Os ensinamentos de um sábio
Meu avô sempre sentava no banco de pau que tinha na casa amarela. Ao lado dele ficava o rádio de mão que escutava a missa todo santo dia. O que mais me impressionava era como ele conseguia ser tão sábio sem nunca ter aparecido numa escola, seria educação de berço? Num sábado à tarde cheguei ao alpendre e sentei ao lado dele, ele começou a contar uns causos do tempo de quando ele construiu aquela casa. Em um momento da história me deu vontade de saber que horas eram e aí eu falei: “vovô, vou ali à sala olhar a hora”. No mesmo instante ele respondeu: “esse povo novo se acomoda com tudo que inventam, até com um relógio; num sabe a hora de cabeça, não? Vocês num são a geração do futuro? como podem ser futuro se dependem de tudo? A hora se repete todos os dias e você ainda num sabe que hora é essa? Minha filha olhe pro horizonte e o sol desaparecendo... e agora ,com essas dicas que eu lhe dei, ainda precisa de um relógio?” Eu fiz uma cara de espanto e interrogação e então eu falei: “ é, vô, pra quê relógio? Deve ser umas cinco horas...” Ele me interrompeu no mesmo instante: “ seja precisa na sua vida. Até na hora. Mas, você errou, falta de observação, respondeu só por pressão, sem pensar. Agora são 17:45”.

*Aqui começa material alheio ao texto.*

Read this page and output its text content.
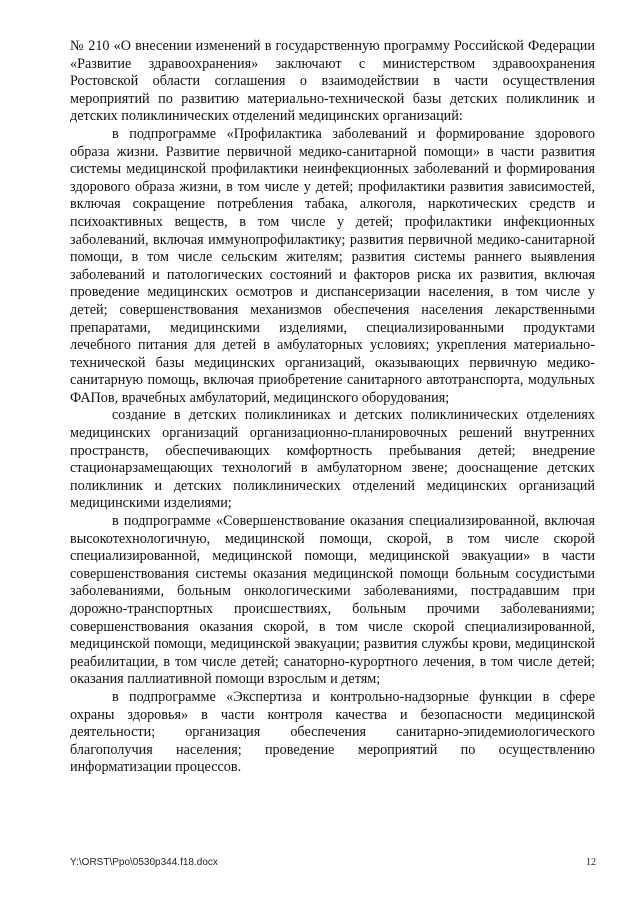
№ 210 «О внесении изменений в государственную программу Российской Федерации «Развитие здравоохранения» заключают с министерством здравоохранения Ростовской области соглашения о взаимодействии в части осуществления мероприятий по развитию материально-технической базы детских поликлиник и детских поликлинических отделений медицинских организаций:

в подпрограмме «Профилактика заболеваний и формирование здорового образа жизни. Развитие первичной медико-санитарной помощи» в части развития системы медицинской профилактики неинфекционных заболеваний и формирования здорового образа жизни, в том числе у детей; профилактики развития зависимостей, включая сокращение потребления табака, алкоголя, наркотических средств и психоактивных веществ, в том числе у детей; профилактики инфекционных заболеваний, включая иммунопрофилактику; развития первичной медико-санитарной помощи, в том числе сельским жителям; развития системы раннего выявления заболеваний и патологических состояний и факторов риска их развития, включая проведение медицинских осмотров и диспансеризации населения, в том числе у детей; совершенствования механизмов обеспечения населения лекарственными препаратами, медицинскими изделиями, специализированными продуктами лечебного питания для детей в амбулаторных условиях; укрепления материально-технической базы медицинских организаций, оказывающих первичную медико-санитарную помощь, включая приобретение санитарного автотранспорта, модульных ФАПов, врачебных амбулаторий, медицинского оборудования;

создание в детских поликлиниках и детских поликлинических отделениях медицинских организаций организационно-планировочных решений внутренних пространств, обеспечивающих комфортность пребывания детей; внедрение стационарзамещающих технологий в амбулаторном звене; дооснащение детских поликлиник и детских поликлинических отделений медицинских организаций медицинскими изделиями;

в подпрограмме «Совершенствование оказания специализированной, включая высокотехнологичную, медицинской помощи, скорой, в том числе скорой специализированной, медицинской помощи, медицинской эвакуации» в части совершенствования системы оказания медицинской помощи больным сосудистыми заболеваниями, больным онкологическими заболеваниями, пострадавшим при дорожно-транспортных происшествиях, больным прочими заболеваниями; совершенствования оказания скорой, в том числе скорой специализированной, медицинской помощи, медицинской эвакуации; развития службы крови, медицинской реабилитации, в том числе детей; санаторно-курортного лечения, в том числе детей; оказания паллиативной помощи взрослым и детям;

в подпрограмме «Экспертиза и контрольно-надзорные функции в сфере охраны здоровья» в части контроля качества и безопасности медицинской деятельности; организация обеспечения санитарно-эпидемиологического благополучия населения; проведение мероприятий по осуществлению информатизации процессов.

Y:\ORST\Ppo\0530p344.f18.docx	12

Ir para o sítio era sempre um aprendizado, meu avô era o mestre, ele parecia que tinha PHD em assuntos relacionados ao campo e à vida. Mudando de assunto, eu perguntei ao meu avô o que ele achava que tinha atrás da serra que ficava bem de frente ao alpendre; ele olhou, observou, demorou a responder, até pensei: “Nossa, minha pergunta foi tão errônea que meu avô nem sequer vai responder”. Depois de alguns minutos, ele levantou a mão, pegou seu cigarro brabo e finalmente respondeu: “Pergunta interessante, você só errou na escolha da palavra. Eu não acho, eu tenho certeza, achar é coisa de gente sem opinião. Por detrás dessa serra, minha filha, existe tudo o que você queira imaginar que exista, mas para conseguir chegar lá é preciso acreditar mesmo nisso”! Eu me pronunciei: “o senhor já conseguiu ir lá”? Ele disse: “Não. Por que eu não acredito e nem quero imaginar, as coisas que nós imaginamos raramente acontecem do jeito que imaginamos, então prefiro os pensamentos reais”. Agora meu avô que mudou de assunto e falou: “Há uns dois dias eu fiz um texto sobre esse lugar, que está guardado, quer ouvir”? Ocorreu-me uma dúvida: “Como o senhor fez um texto se não sabe escrever, e tá guardado aonde”? Na mesma hora ele disse: “As coisas não se guardam apenas no papel, e sim, realmente eu não sei escrever, por isso que gravei na minha memória”. Sem esperar por resposta, ele começou a dizer:
"Cascata que corre entre as pedras nos raros dias de chuva, logo atrás do muro amarelo. Serra que enaltece e faz com que exista um único momento de paz e tranqüilidade, serra que me faz caminhar sobre a névoa das 5h e que me faz pensar que ali, bem ali é a linha do extremo horizonte. Alpendre que me faz suspirar e acreditar que existe vida pós-montanha. Curral onde eu indago e reflito sobre minhas emoções, ah! E minhas companheiras naquele instante (as vacas) me compreendem muito mais em segundos com um belo mugido, do que uma longa conversa com qualquer ser humano. Subindo no pé de cajarana descubro porque os heróis gostam tanto de voar, tento imitá-los, mas esqueço que na minha produção não há efeitos especiais e o máximo que consigo é acreditar que posso voar. Nada é tão prazeroso como está no alto do terraço dessa casa, de lá tenho a visão de tudo que eu sonho. Quando estou lá me desligo inteiramente desse mundo problemático e de mata-mata, parece até que lá não é uma parte do mundo, mas sim um pedaço do céu... A passagem dos dias é quase imperceptível. Bom, os anos se passaram, todos cresceram e chegou o domingo, dia de voltar pra casa e na segunda-feira enfrentar a “Civilização caótica”. Eu sabia que seria o único que continuaria aqui... Agradeço a Deus por me fazer conhecer o paraíso antes que todos o descobrissem. Ô serra bonita, eu vou e tu ficas!”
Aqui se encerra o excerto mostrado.